Le monde du cinéma africain rend à partir d'aujourd'hui et ce jusqu'au 30 juillet, un hommage au cinéaste sénégalais Djibril Diop Mambéty, décédé le 23 juillet 1998, à travers une série de manifestations marquant le 10ème anniversaire de son décès. À cette occasion, collègues réalisateurs, comédiens, ont apporté quelques témoignages sur sa personne et sa démarche cinématographique.

L'hommage des cinéastes sénégalais

Les Cinéastes Sénégalais Associés (CINESEAS), en partenariat avec le ministère de la Culture, du Patrimoine Historique Classé, des Langues Nationales et de la Francophonie et la Fondation Yaadikone pour l'Enfance et la Nature, se souviennent de Djibril Diop Mambéty décédé le 23 juillet 1998 à Paris, nous apprend un communiqué des CINESEAS que dirige Cheikh Ngaïdo Bâ. Cette journée du mercredi 23 juillet 2008 sera marquée par des prières, une lecture du Saint Coran à Ngor (chez Alassane Samb, neveu du défunt et responsable moral de la Fondation Yaadikone), une visite au cimetière musulman de Yoff pour se recueillir sur la tombe de Mambéty, une projection de films pour l'enfance à Ngor et diverses autres projections des oeuvres du cinéaste.
Un cocktail dînatoire sera organisé par les CINESEAS à partir de 21h à la Maison de la Culture Douta Seck. Rappelons que la Mutuelle d'assurance santé de cette structure porte le nom de Djibril Diop Mambéty très tôt disparu à l'âge de cinquante trois ans.

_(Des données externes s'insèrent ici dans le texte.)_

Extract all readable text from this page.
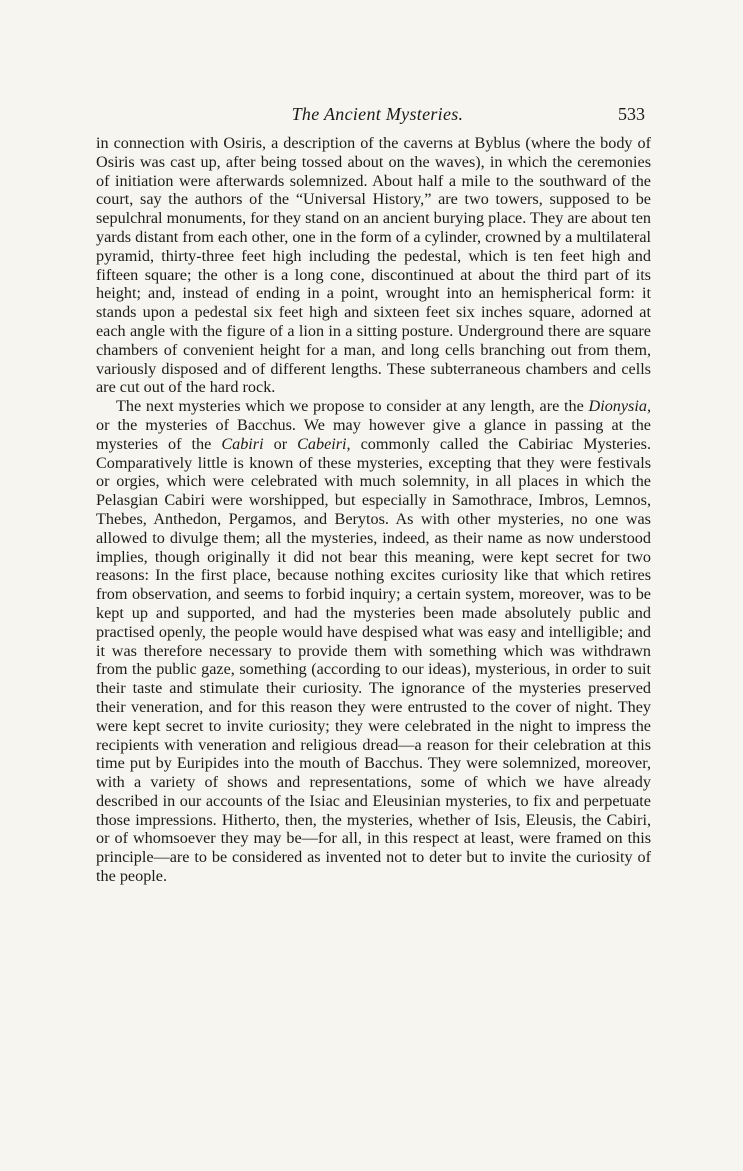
The Ancient Mysteries.	533

in connection with Osiris, a description of the caverns at Byblus (where the body of Osiris was cast up, after being tossed about on the waves), in which the ceremonies of initiation were afterwards solemnized. About half a mile to the southward of the court, say the authors of the “Universal History,” are two towers, supposed to be sepulchral monuments, for they stand on an ancient burying place. They are about ten yards distant from each other, one in the form of a cylinder, crowned by a multilateral pyramid, thirty-three feet high including the pedestal, which is ten feet high and fifteen square; the other is a long cone, discontinued at about the third part of its height; and, instead of ending in a point, wrought into an hemispherical form: it stands upon a pedestal six feet high and sixteen feet six inches square, adorned at each angle with the figure of a lion in a sitting posture. Underground there are square chambers of convenient height for a man, and long cells branching out from them, variously disposed and of different lengths. These subterraneous chambers and cells are cut out of the hard rock.

The next mysteries which we propose to consider at any length, are the Dionysia, or the mysteries of Bacchus. We may however give a glance in passing at the mysteries of the Cabiri or Cabeiri, commonly called the Cabiriac Mysteries. Comparatively little is known of these mysteries, excepting that they were festivals or orgies, which were celebrated with much solemnity, in all places in which the Pelasgian Cabiri were worshipped, but especially in Samothrace, Imbros, Lemnos, Thebes, Anthedon, Pergamos, and Berytos. As with other mysteries, no one was allowed to divulge them; all the mysteries, indeed, as their name as now understood implies, though originally it did not bear this meaning, were kept secret for two reasons: In the first place, because nothing excites curiosity like that which retires from observation, and seems to forbid inquiry; a certain system, moreover, was to be kept up and supported, and had the mysteries been made absolutely public and practised openly, the people would have despised what was easy and intelligible; and it was therefore necessary to provide them with something which was withdrawn from the public gaze, something (according to our ideas), mysterious, in order to suit their taste and stimulate their curiosity. The ignorance of the mysteries preserved their veneration, and for this reason they were entrusted to the cover of night. They were kept secret to invite curiosity; they were celebrated in the night to impress the recipients with veneration and religious dread—a reason for their celebration at this time put by Euripides into the mouth of Bacchus. They were solemnized, moreover, with a variety of shows and representations, some of which we have already described in our accounts of the Isiac and Eleusinian mysteries, to fix and perpetuate those impressions. Hitherto, then, the mysteries, whether of Isis, Eleusis, the Cabiri, or of whomsoever they may be—for all, in this respect at least, were framed on this principle—are to be considered as invented not to deter but to invite the curiosity of the people.
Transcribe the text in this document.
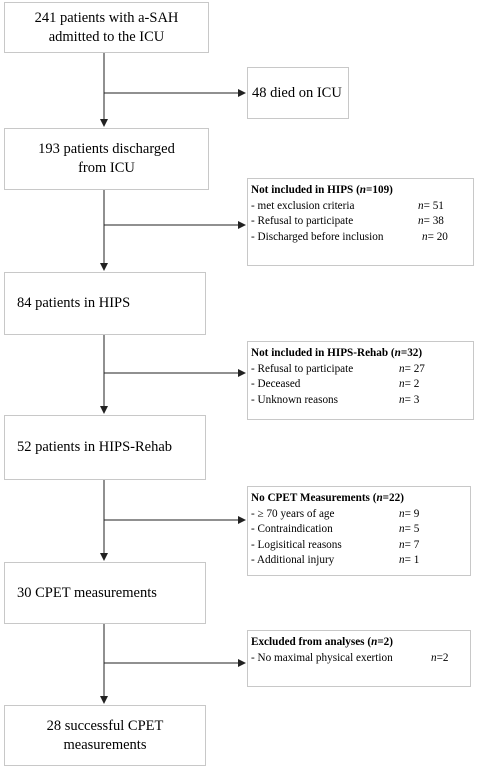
241 patients with a-SAH
admitted to the ICU
48 died on ICU
193 patients discharged
from ICU
Not included in HIPS (n=109)
- met exclusion criteria	n= 51
- Refusal to participate	n= 38
- Discharged before inclusion	n= 20
84 patients in HIPS
Not included in HIPS-Rehab (n=32)
- Refusal to participate	n= 27
- Deceased	n= 2
- Unknown reasons	n= 3
52 patients in HIPS-Rehab
No CPET Measurements (n=22)
- ≥ 70 years of age	n= 9
- Contraindication	n= 5
- Logisitical reasons	n= 7
- Additional injury	n= 1
30 CPET measurements
Excluded from analyses (n=2)
- No maximal physical exertion	n=2
28 successful CPET
measurements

Séries d'hommages dans le monde entier

Pour rendre hommage à Djibril Diop Mambety, une programmation itinérante est prévue à cet effet. C'est ainsi que Radio France Internationale (RFI), les Rencontres cinématographiques de Hergla en Tunisie, le Ministère de la Culture du Sénégal, en partenariat avec le Cinéma de Nuit et 24 heures, programment un voyage en images qui sera suivi de nombreuses autres cérémonies dans le monde entier. Dans cette perspective Cinéma de nuit, pour sa 18ème séance, organise ce 23 juillet à 21h 30 à l'Institut français Léopold Sédar Senghor une série de projection sur les films cultes qui ont rythmé la vie et l'œuvre du cinéaste. Au programme, des films du cinéaste disparu comme Le Franc et Hyènes.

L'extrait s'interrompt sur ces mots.